On my laptop though, my usecase is different. It only has 2GB ram, so I prefer swap over a hard kill. And I reboot it more than once a day if I am using it.

blueflow · on June 16, 2024

Yes, i learned it the hard way when debugging production outages. Gitlab's Praefact recommended VM sizes were too small for our usecase and we had, per provisioning defaults, no swap on all machines. 150 MB of binaries in virtual memory, only 50 MB disk cache left, this is where it made click for me.

If you want a hard OOM kill, i don't know. I'm only talking about the I/O lockup that happens in these situations.

mpol · on June 16, 2024

Thank you. So ram was quite minimal, just barely enough to run the applications, and almost none left for disk io. On my laptop that is the same situation. On my desktop however, I have way more ram than needed to run the applications. So I assume it is dependent on the situation if you want (need) swap or not.

wbkang · on June 16, 2024

This is the correct answer that needs to be at the top. No swap doesn't mean OOM killer magically kicks in earlier. It just means the anonymous memory has no where to go and your executable pages get evicted and then you are really hosed.

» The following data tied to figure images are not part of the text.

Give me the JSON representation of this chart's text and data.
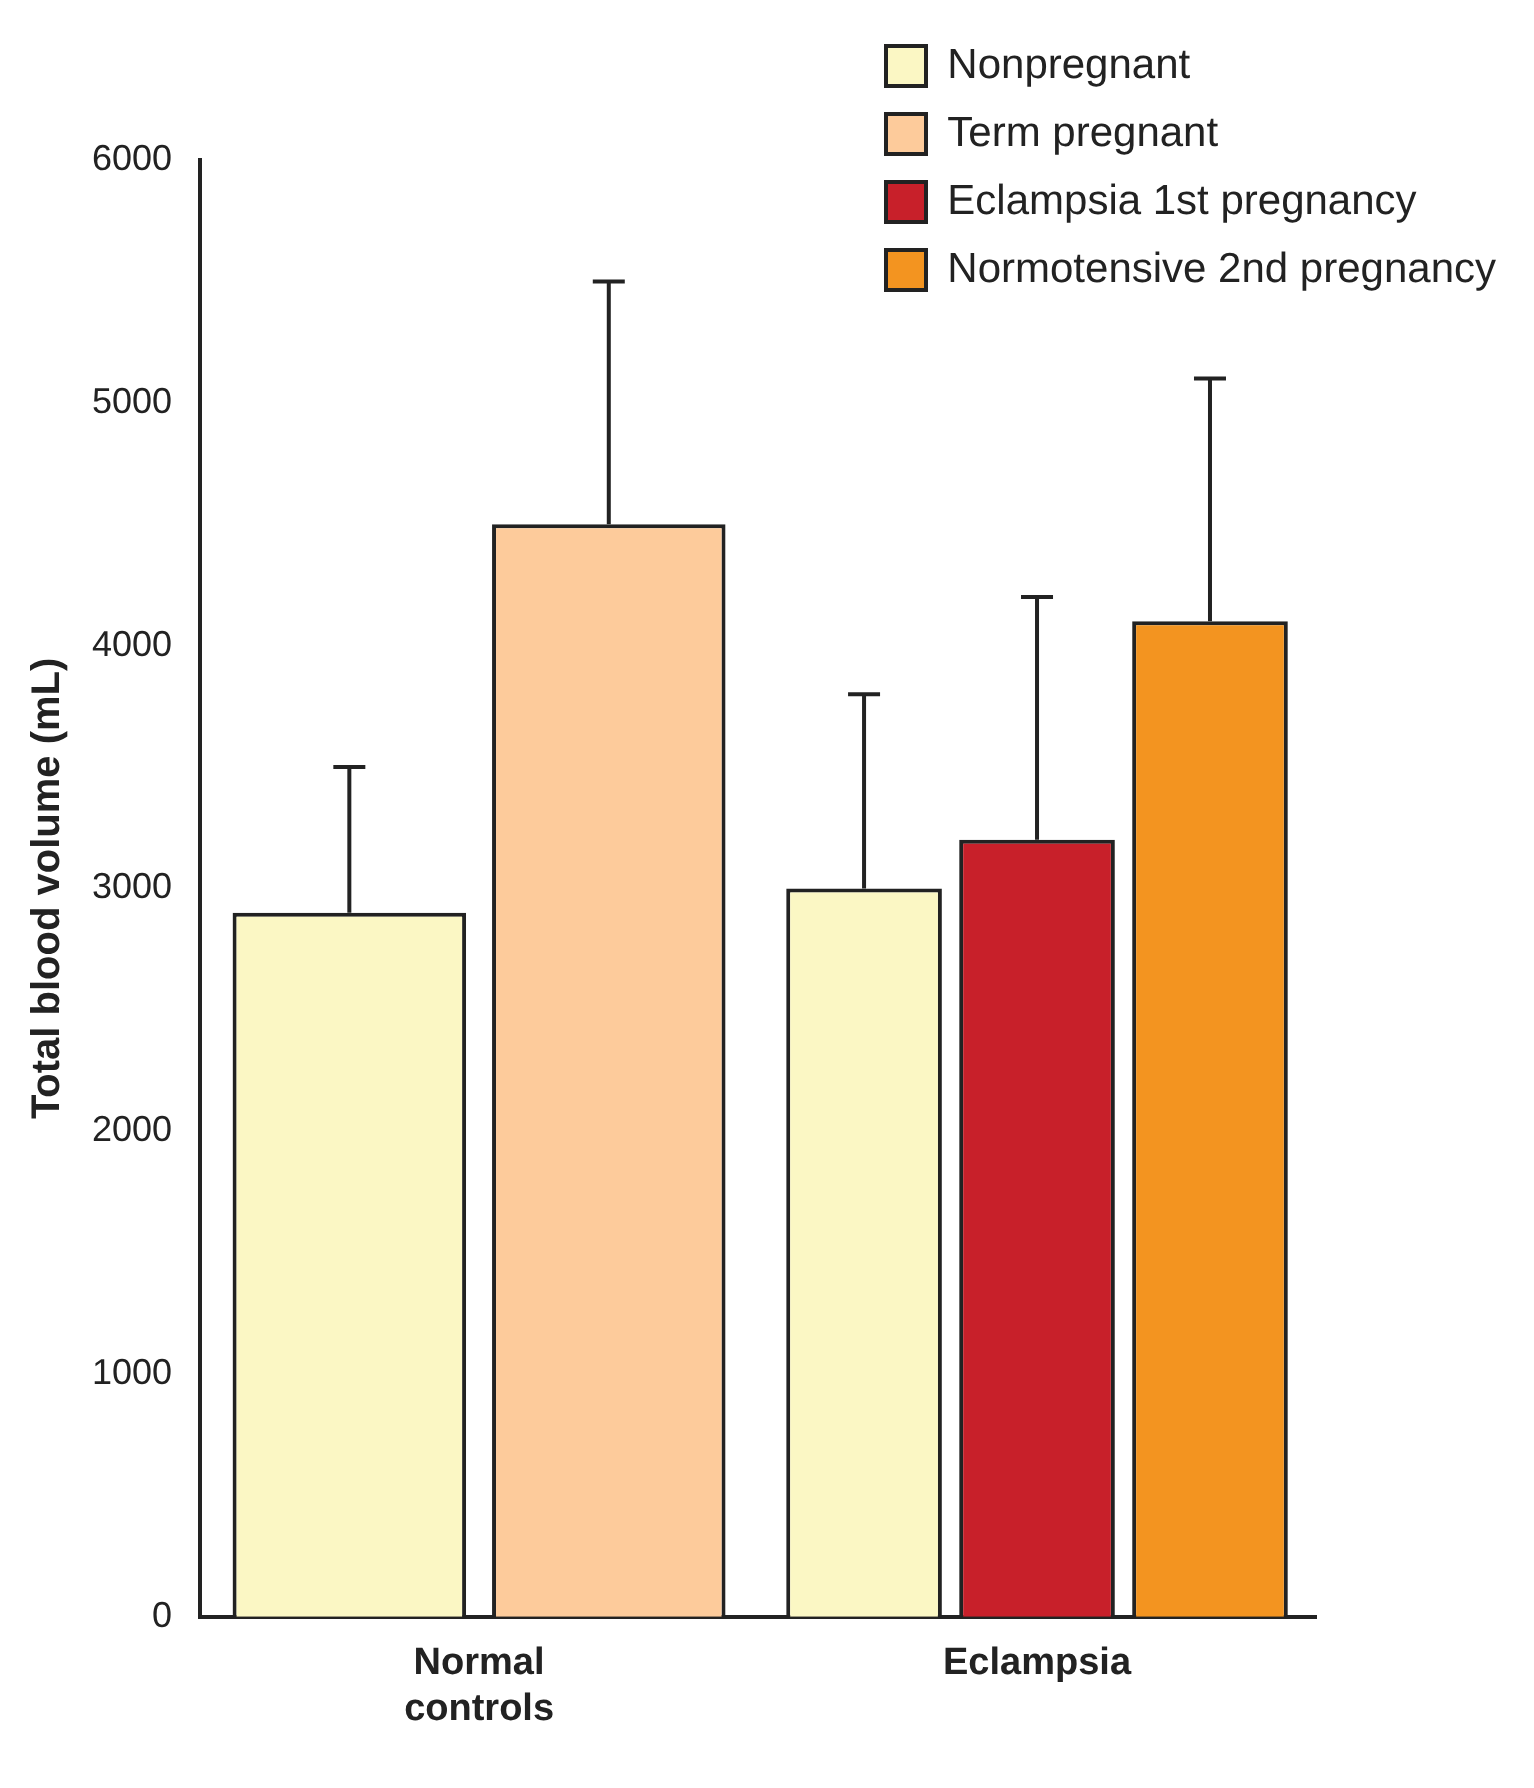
{
  "chart_data": {
    "type": "bar",
    "ylabel": "Total blood volume (mL)",
    "categories": [
      "Normal controls",
      "Eclampsia"
    ],
    "series": [
      {
        "name": "Nonpregnant",
        "color": "#fbf7c4",
        "values": [
          2900,
          3000
        ],
        "errors": [
          [
            2900,
            3500
          ],
          [
            3000,
            3800
          ]
        ]
      },
      {
        "name": "Term pregnant",
        "color": "#fdcb9b",
        "values": [
          4500,
          null
        ],
        "errors": [
          [
            4500,
            5500
          ],
          null
        ]
      },
      {
        "name": "Eclampsia 1st pregnancy",
        "color": "#c8202a",
        "values": [
          null,
          3200
        ],
        "errors": [
          null,
          [
            3200,
            4200
          ]
        ]
      },
      {
        "name": "Normotensive 2nd pregnancy",
        "color": "#f39420",
        "values": [
          null,
          4100
        ],
        "errors": [
          null,
          [
            4100,
            5100
          ]
        ]
      }
    ],
    "ylim": [
      0,
      6000
    ],
    "yticks": [
      0,
      1000,
      2000,
      3000,
      4000,
      5000,
      6000
    ],
    "grid": false,
    "legend": "top right"
  }
}
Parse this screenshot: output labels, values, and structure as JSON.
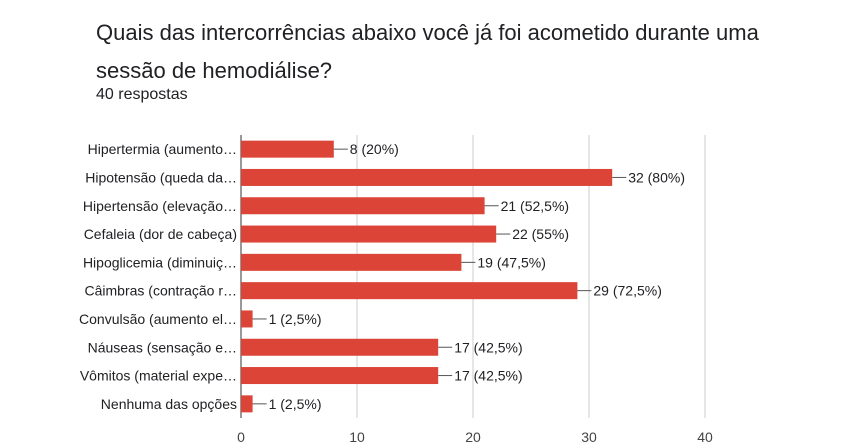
{
  "title": "Quais das intercorrências abaixo você já foi acometido durante uma sessão de hemodiálise?",
  "subtitle": "40 respostas",
  "colors": {
    "bar": "#db4437",
    "grid": "#cccccc",
    "axis": "#333333"
  },
  "chart_data": {
    "type": "bar",
    "orientation": "horizontal",
    "grid": true,
    "xlim": [
      0,
      40
    ],
    "ticks": [
      0,
      10,
      20,
      30,
      40
    ],
    "categories": [
      "Hipertermia (aumento…",
      "Hipotensão (queda da…",
      "Hipertensão (elevação…",
      "Cefaleia (dor de cabeça)",
      "Hipoglicemia (diminuiç…",
      "Câimbras (contração r…",
      "Convulsão (aumento el…",
      "Náuseas (sensação e…",
      "Vômitos (material expe…",
      "Nenhuma das opções"
    ],
    "values": [
      8,
      32,
      21,
      22,
      19,
      29,
      1,
      17,
      17,
      1
    ],
    "data_labels": [
      "8 (20%)",
      "32 (80%)",
      "21 (52,5%)",
      "22 (55%)",
      "19 (47,5%)",
      "29 (72,5%)",
      "1 (2,5%)",
      "17 (42,5%)",
      "17 (42,5%)",
      "1 (2,5%)"
    ]
  }
}
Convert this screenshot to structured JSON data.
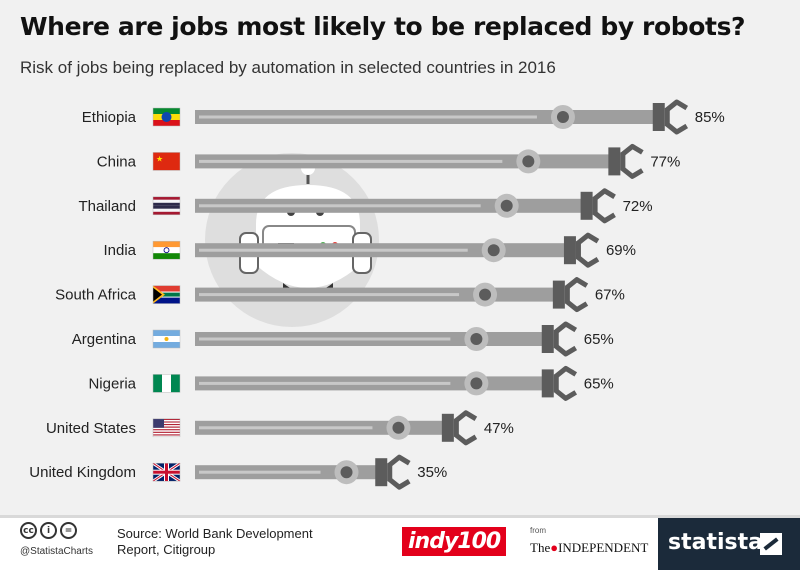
{
  "header": {
    "title": "Where are jobs most likely to be replaced by robots?",
    "subtitle": "Risk of jobs being replaced by automation in selected countries in 2016"
  },
  "chart_data": {
    "type": "bar",
    "orientation": "horizontal",
    "title": "Where are jobs most likely to be replaced by robots?",
    "subtitle": "Risk of jobs being replaced by automation in selected countries in 2016",
    "categories": [
      "Ethiopia",
      "China",
      "Thailand",
      "India",
      "South Africa",
      "Argentina",
      "Nigeria",
      "United States",
      "United Kingdom"
    ],
    "values": [
      85,
      77,
      72,
      69,
      67,
      65,
      65,
      47,
      35
    ],
    "value_labels": [
      "85%",
      "77%",
      "72%",
      "69%",
      "67%",
      "65%",
      "65%",
      "47%",
      "35%"
    ],
    "unit": "%",
    "xlim": [
      0,
      100
    ],
    "grid": false,
    "bar_color": "#9e9e9e",
    "accent_color": "#5c5c5c"
  },
  "footer": {
    "license_icons": [
      "cc-icon",
      "by-icon",
      "nd-icon"
    ],
    "license_glyphs": [
      "cc",
      "i",
      "="
    ],
    "handle": "@StatistaCharts",
    "source": "Source: World Bank Development Report, Citigroup",
    "indy_logo": "indy100",
    "from": "from",
    "independent_prefix": "The",
    "independent_name": "INDEPENDENT",
    "statista": "statista"
  }
}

more_corn · on June 16, 2024

And the machine crashes which in production environments is far preferable to dog slow.

blueflow · on June 16, 2024

Unfortunately no crash. This is the dog slow case. Too slow for an SSH session to be able to start. But the machine might catch itself and get back onto tracks without an OOM happening.

lokar · on June 16, 2024

If you turn off swap (which I do for large fleets of highly uniform and tightly managed systems) you should also mlock your executable pages.

blueflow · on June 16, 2024

I went with enabling swap and monitoring for page pressure. In the end of the day the disk cache for the application data is also highly performance critical.

blueflow · on June 16, 2024

How the lock-up looks in practice: RAM is mostly full with heap/stacks, there are a few MB available for disk cache and all processes fight each other to have their own code mapped into the remaining MB. Reading disk I/O is fully saturated at this point.